Spike doesn’t try to comfort or say the names that still wreck him. He
closes the door quietly, shedding layers of black and leather and bravado
as he approaches, and they both forget, for as long as they can. The nights
are harsh between them, hard, sweat-slicked and weighted with memory. They
communicate with touch and unneeded breath, because they were both there,
and there is nothing else.
---------------------------------
“He talks to you,” she accuses, confused and hurt. Spike searches her for
the source of the pain. Is she angry that Angel would talk to someone else,
or that Angel would talk to him? He can tell her nothing that nears the
truth.
“No,” Spike finally admits, “he doesn’t.”
-------------------------
They always lock the door, but they didn’t. Buffy’s standing in the
doorway, staring, unreadable. Angel’s name dies on her lips, before she
turns, without a word, and walks away.
Angel disentangles himself from Spike and gapes after her. Spike sighs,
closing his eyes and leaning against the headboard.
“I think you should take this one, mate.”
----------------------
She’s in the garden when he finds her. Her chest tightens at the sight of
him, the way it always did. She almost can’t breathe and God, she can
nearly see his pain.
“Buffy, it wasn’t . . .”
“Oh, it was exactly what it looked like.”

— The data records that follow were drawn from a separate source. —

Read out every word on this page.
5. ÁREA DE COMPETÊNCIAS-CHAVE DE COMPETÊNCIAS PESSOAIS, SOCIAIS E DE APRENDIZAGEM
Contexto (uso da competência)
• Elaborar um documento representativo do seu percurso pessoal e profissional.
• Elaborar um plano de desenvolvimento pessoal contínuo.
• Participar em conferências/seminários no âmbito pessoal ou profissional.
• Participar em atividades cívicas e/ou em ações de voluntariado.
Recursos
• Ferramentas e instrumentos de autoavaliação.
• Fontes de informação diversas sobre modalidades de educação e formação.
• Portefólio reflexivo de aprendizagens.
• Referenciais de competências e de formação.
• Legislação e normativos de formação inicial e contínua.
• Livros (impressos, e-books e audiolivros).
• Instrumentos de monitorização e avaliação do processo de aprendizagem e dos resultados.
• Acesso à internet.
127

“It’s not about you.” He fixes her with darkened, burned eyes, waiting for
her to speak. She nods.
“I knew.”
“You can’t have.”
“Actually, I can have, from the Spike never being in his own room part,”

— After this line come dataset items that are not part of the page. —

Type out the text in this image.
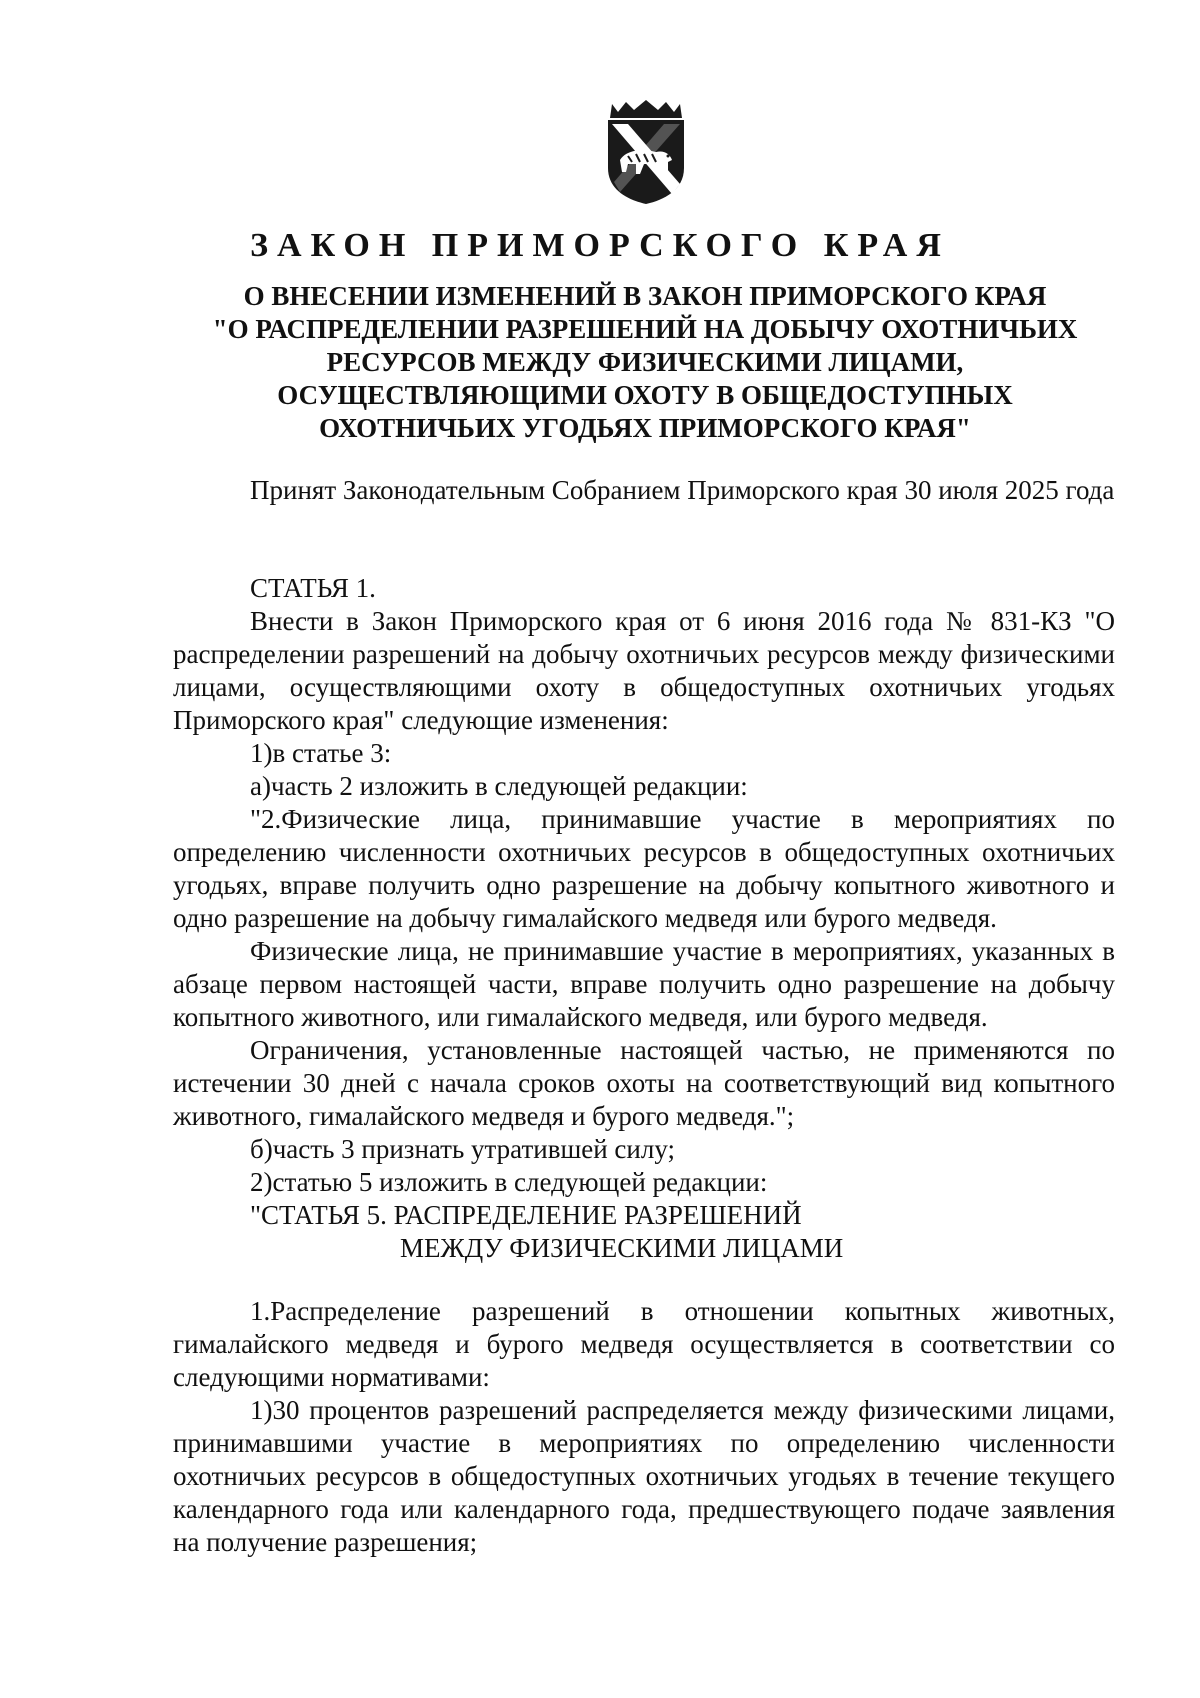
ЗАКОН ПРИМОРСКОГО КРАЯ
О ВНЕСЕНИИ ИЗМЕНЕНИЙ В ЗАКОН ПРИМОРСКОГО КРАЯ
"О РАСПРЕДЕЛЕНИИ РАЗРЕШЕНИЙ НА ДОБЫЧУ ОХОТНИЧЬИХ
РЕСУРСОВ МЕЖДУ ФИЗИЧЕСКИМИ ЛИЦАМИ,
ОСУЩЕСТВЛЯЮЩИМИ ОХОТУ В ОБЩЕДОСТУПНЫХ
ОХОТНИЧЬИХ УГОДЬЯХ ПРИМОРСКОГО КРАЯ"

Принят Законодательным Собранием Приморского края 30 июля 2025 года

СТАТЬЯ 1.

Внести в Закон Приморского края от 6 июня 2016 года № 831-КЗ "О распределении разрешений на добычу охотничьих ресурсов между физическими лицами, осуществляющими охоту в общедоступных охотничьих угодьях Приморского края" следующие изменения:

1)в статье 3:

а)часть 2 изложить в следующей редакции:

"2.Физические лица, принимавшие участие в мероприятиях по определению численности охотничьих ресурсов в общедоступных охотничьих угодьях, вправе получить одно разрешение на добычу копытного животного и одно разрешение на добычу гималайского медведя или бурого медведя.

Физические лица, не принимавшие участие в мероприятиях, указанных в абзаце первом настоящей части, вправе получить одно разрешение на добычу копытного животного, или гималайского медведя, или бурого медведя.

Ограничения, установленные настоящей частью, не применяются по истечении 30 дней с начала сроков охоты на соответствующий вид копытного животного, гималайского медведя и бурого медведя.";

б)часть 3 признать утратившей силу;

2)статью 5 изложить в следующей редакции:

"СТАТЬЯ 5. РАСПРЕДЕЛЕНИЕ РАЗРЕШЕНИЙ

МЕЖДУ ФИЗИЧЕСКИМИ ЛИЦАМИ

1.Распределение разрешений в отношении копытных животных, гималайского медведя и бурого медведя осуществляется в соответствии со следующими нормативами:

1)30 процентов разрешений распределяется между физическими лицами, принимавшими участие в мероприятиях по определению численности охотничьих ресурсов в общедоступных охотничьих угодьях в течение текущего календарного года или календарного года, предшествующего подаче заявления на получение разрешения;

she smiles tightly, “but it wasn’t that. I always knew.” She’s unsure for a
moment, “this isn’t exactly a new development, is it?” It’s more resigned
statement than question.
“No.” It’s as new as the night they returned from Italy not having seen
her. It’s as old as the night they met. He thinks that’s what she’s asking.
“You knew?” She shrugs.
“Maybe not really, but on some level, yeah. I’m not surprised. It makes
sense. It makes all kinds of crazy sense.” She shakes her head, to clear it
or forget he isn’t sure.
“Spike and I . . .”
“I get it,” she says.
“It’s different.”
“That’s not what I meant,” she looks up sharply, and her voice is hesitant,
careful, “What did he tell you about us?” Angel sighs.
“Everything.”
“Everything?”
“Frequently, and in great detail.”
“I’m sorry,” she smiles a little, then tightens again. “Are you sure it was
. . . everything?”
“Some of it took a little more alcohol to get out of him.” He darkens,
remembering how they’d fought that night, and she reaches out to steady
him. He takes her hand, “God, Buffy, I’m sorry.”
“No. It’s in the past. It’s all past.”
“All of it?”
When he kisses her, every damn time he kisses her, she’s sixteen again.

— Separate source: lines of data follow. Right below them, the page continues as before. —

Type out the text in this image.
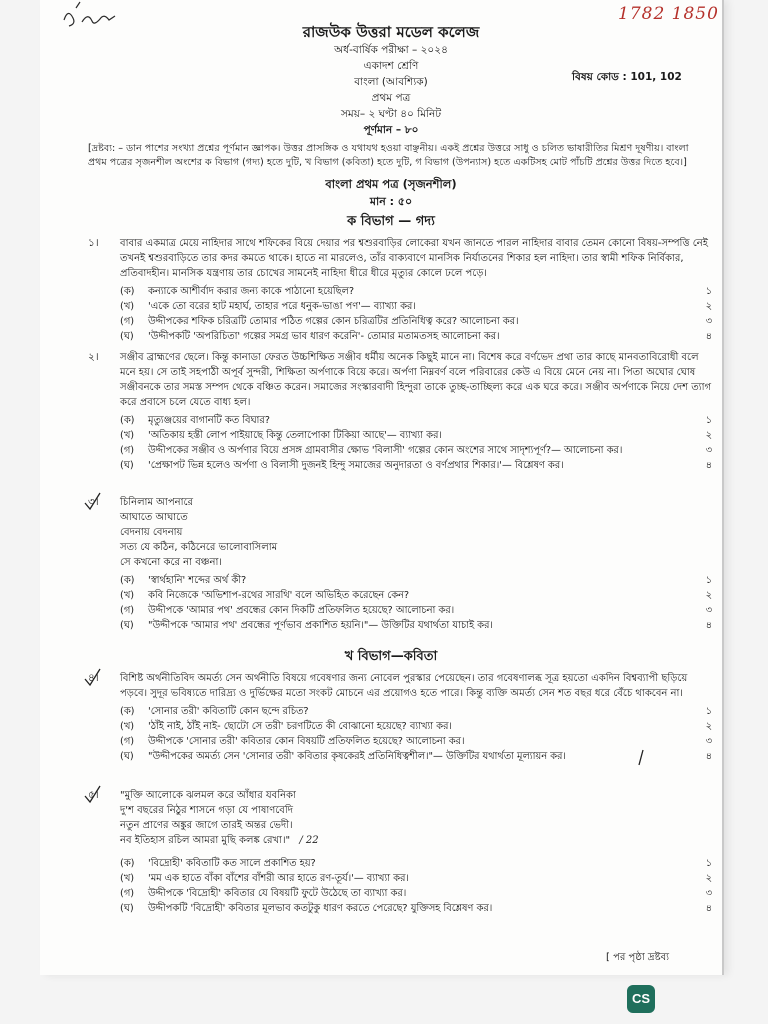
1782 1850
রাজউক উত্তরা মডেল কলেজ
অর্ধ-বার্ষিক পরীক্ষা – ২০২৪
একাদশ শ্রেণি
বাংলা (আবশ্যিক)
প্রথম পত্র
সময়– ২ ঘণ্টা ৪০ মিনিট
পূর্ণমান – ৮০
বিষয় কোড : 101, 102
[দ্রষ্টব্য: – ডান পাশের সংখ্যা প্রশ্নের পূর্ণমান জ্ঞাপক। উত্তর প্রাসঙ্গিক ও যথাযথ হওয়া বাঞ্ছনীয়। একই প্রশ্নের উত্তরে সাধু ও চলিত ভাষারীতির মিশ্রণ দূষণীয়। বাংলা প্রথম পত্রের সৃজনশীল অংশের ক বিভাগ (গদ্য) হতে দুটি, খ বিভাগ (কবিতা) হতে দুটি, গ বিভাগ (উপন্যাস) হতে একটিসহ মোট পাঁচটি প্রশ্নের উত্তর দিতে হবে।]
বাংলা প্রথম পত্র (সৃজনশীল)
মান : ৫০
ক বিভাগ — গদ্য
১। বাবার একমাত্র মেয়ে নাহিদার সাথে শফিকের বিয়ে দেয়ার পর শ্বশুরবাড়ির লোকেরা যখন জানতে পারল নাহিদার বাবার তেমন কোনো বিষয়-সম্পত্তি নেই তখনই শ্বশুরবাড়িতে তার কদর কমতে থাকে। হাতে না মারলেও, তাঁর বাক্যবাণে মানসিক নির্যাতনের শিকার হল নাহিদা। তার স্বামী শফিক নির্বিকার, প্রতিবাদহীন। মানসিক যন্ত্রণায় তার চোখের সামনেই নাহিদা ধীরে ধীরে মৃত্যুর কোলে ঢলে পড়ে।
(ক)	কন্যাকে আশীর্বাদ করার জন্য কাকে পাঠানো হয়েছিল?	১
(খ)	'একে তো বরের হাট মহার্ঘ, তাহার পরে ধনুক-ভাঙা পণ'— ব্যাখ্যা কর।	২
(গ)	উদ্দীপকের শফিক চরিত্রটি তোমার পঠিত গল্পের কোন চরিত্রটির প্রতিনিধিত্ব করে? আলোচনা কর।	৩
(ঘ)	'উদ্দীপকটি 'অপরিচিতা' গল্পের সমগ্র ভাব ধারণ করেনি'- তোমার মতামতসহ আলোচনা কর।	৪
২। সঞ্জীব ব্রাহ্মণের ছেলে। কিন্তু কানাডা ফেরত উচ্চশিক্ষিত সঞ্জীব ধর্মীয় অনেক কিছুই মানে না। বিশেষ করে বর্ণভেদ প্রথা তার কাছে মানবতাবিরোধী বলে মনে হয়। সে তাই সহপাঠী অপূর্ব সুন্দরী, শিক্ষিতা অর্পণাকে বিয়ে করে। অর্পণা নিম্নবর্ণ বলে পরিবারের কেউ এ বিয়ে মেনে নেয় না। পিতা অঘোর ঘোষ সঞ্জীবনকে তার সমস্ত সম্পদ থেকে বঞ্চিত করেন। সমাজের সংস্কারবাদী হিন্দুরা তাকে তুচ্ছ-তাচ্ছিল্য করে এক ঘরে করে। সঞ্জীব অর্পণাকে নিয়ে দেশ ত্যাগ করে প্রবাসে চলে যেতে বাধ্য হল।
(ক)	মৃত্যুঞ্জয়ের বাগানটি কত বিঘার?	১
(খ)	'অতিকায় হস্তী লোপ পাইয়াছে কিন্তু তেলাপোকা টিকিয়া আছে'— ব্যাখ্যা কর।	২
(গ)	উদ্দীপকের সঞ্জীব ও অর্পণার বিয়ে প্রসঙ্গ গ্রামবাসীর ক্ষোভ 'বিলাসী' গল্পের কোন অংশের সাথে সাদৃশ্যপূর্ণ?— আলোচনা কর।	৩
(ঘ)	'প্রেক্ষাপট ভিন্ন হলেও অর্পণা ও বিলাসী দুজনই হিন্দু সমাজের অনুদারতা ও বর্ণপ্রথার শিকার।'— বিশ্লেষণ কর।	৪
৩। চিনিলাম আপনারে
আঘাতে আঘাতে
বেদনায় বেদনায়
সত্য যে কঠিন, কঠিনেরে ভালোবাসিলাম
সে কখনো করে না বঞ্চনা।
(ক)	'স্বার্থহানি' শব্দের অর্থ কী?	১
(খ)	কবি নিজেকে 'অভিশাপ-রথের সারথি' বলে অভিহিত করেছেন কেন?	২
(গ)	উদ্দীপকে 'আমার পথ' প্রবন্ধের কোন দিকটি প্রতিফলিত হয়েছে? আলোচনা কর।	৩
(ঘ)	"উদ্দীপকে 'আমার পথ' প্রবন্ধের পূর্ণভাব প্রকাশিত হয়নি।"— উক্তিটির যথার্থতা যাচাই কর।	৪
খ বিভাগ—কবিতা
৪। বিশিষ্ট অর্থনীতিবিদ অমর্ত্য সেন অর্থনীতি বিষয়ে গবেষণার জন্য নোবেল পুরস্কার পেয়েছেন। তার গবেষণালব্ধ সূত্র হয়তো একদিন বিশ্বব্যাপী ছড়িয়ে পড়বে। সুদূর ভবিষ্যতে দারিদ্র্য ও দুর্ভিক্ষের মতো সংকট মোচনে এর প্রয়োগও হতে পারে। কিন্তু ব্যক্তি অমর্ত্য সেন শত বছর ধরে বেঁচে থাকবেন না।
(ক)	'সোনার তরী' কবিতাটি কোন ছন্দে রচিত?	১
(খ)	'ঠাঁই নাই, ঠাঁই নাই- ছোটো সে তরী' চরণটিতে কী বোঝানো হয়েছে? ব্যাখ্যা কর।	২
(গ)	উদ্দীপকে 'সোনার তরী' কবিতার কোন বিষয়টি প্রতিফলিত হয়েছে? আলোচনা কর।	৩
(ঘ)	"উদ্দীপকের অমর্ত্য সেন 'সোনার তরী' কবিতার কৃষকেরই প্রতিনিধিত্বশীল।"— উক্তিটির যথার্থতা মূল্যায়ন কর।	৪
৫। "মুক্তি আলোকে ঝলমল করে আঁধার যবনিকা
দু'শ বছরের নিঠুর শাসনে গড়া যে পাষাণবেদি
নতুন প্রাণের অঙ্কুর জাগে তারই অন্তর ভেদী।
নব ইতিহাস রচিল আমরা মুছি কলঙ্ক রেখা।" / 22
(ক)	'বিদ্রোহী' কবিতাটি কত সালে প্রকাশিত হয়?	১
(খ)	'মম এক হাতে বাঁকা বাঁশের বাঁশরী আর হাতে রণ-তূর্য।'— ব্যাখ্যা কর।	২
(গ)	উদ্দীপকে 'বিদ্রোহী' কবিতার যে বিষয়টি ফুটে উঠেছে তা ব্যাখ্যা কর।	৩
(ঘ)	উদ্দীপকটি 'বিদ্রোহী' কবিতার মূলভাব কতটুকু ধারণ করতে পেরেছে? যুক্তিসহ বিশ্লেষণ কর।	৪
[ পর পৃষ্ঠা দ্রষ্টব্য
CS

She’s trembling against him, clinging to him and years are swept away, and
if he isn’t quite as strong as she remembers, doesn’t hold her quite as
tight, she tells herself she can ignore it. She breaks the kiss, forcing him
to look at her.
“Are you alright?”
“It was bad, Buffy. I can’t, not yet.” And his eyes beg her to understand.
“Shhh. It’s okay.” It isn’t, but she hopes it will be.
Later, he breaks the silence.
“I love you.”
“I love you.”
“We don’t work.”
“I know.”
“Buffy, I . . .”
She silences him with her hand over his mouth and cold sparkling eyes.
“That’s never worked either. Don’t you dare say something so final as
good-bye.”
--------------------------
So he doesn’t. He stays with her, until just before dawn, and then leaves
her in the garden. Spike’s pacing when he finds him in the bedroom with the
curtains drawn. His jealousy’s visible, flooded, beneath his skin. There’s
a challenge in his eyes, and his cocky, defiant expression is real. Angel
almost sighs with relief.
“Well?”
Angel doesn’t answer, not with words. Spike lets Angel drag him to the bed
to finish what was interrupted. It’ll be hours before he remembers to ask
his question.
It’s history beneath Angel’s hands, a century of pleasurepain and lovehate
and something very new and very old that he’s starting to recognize.
Understanding. Friendship, maybe, though his slight laugh at the thought is
strangled by their kiss and then he forgets to wonder.
-----------------------------------------
Outside, the sky is lightening and the cold, full night is sinking slowly.
Buffy stays in the garden and waits for the sun.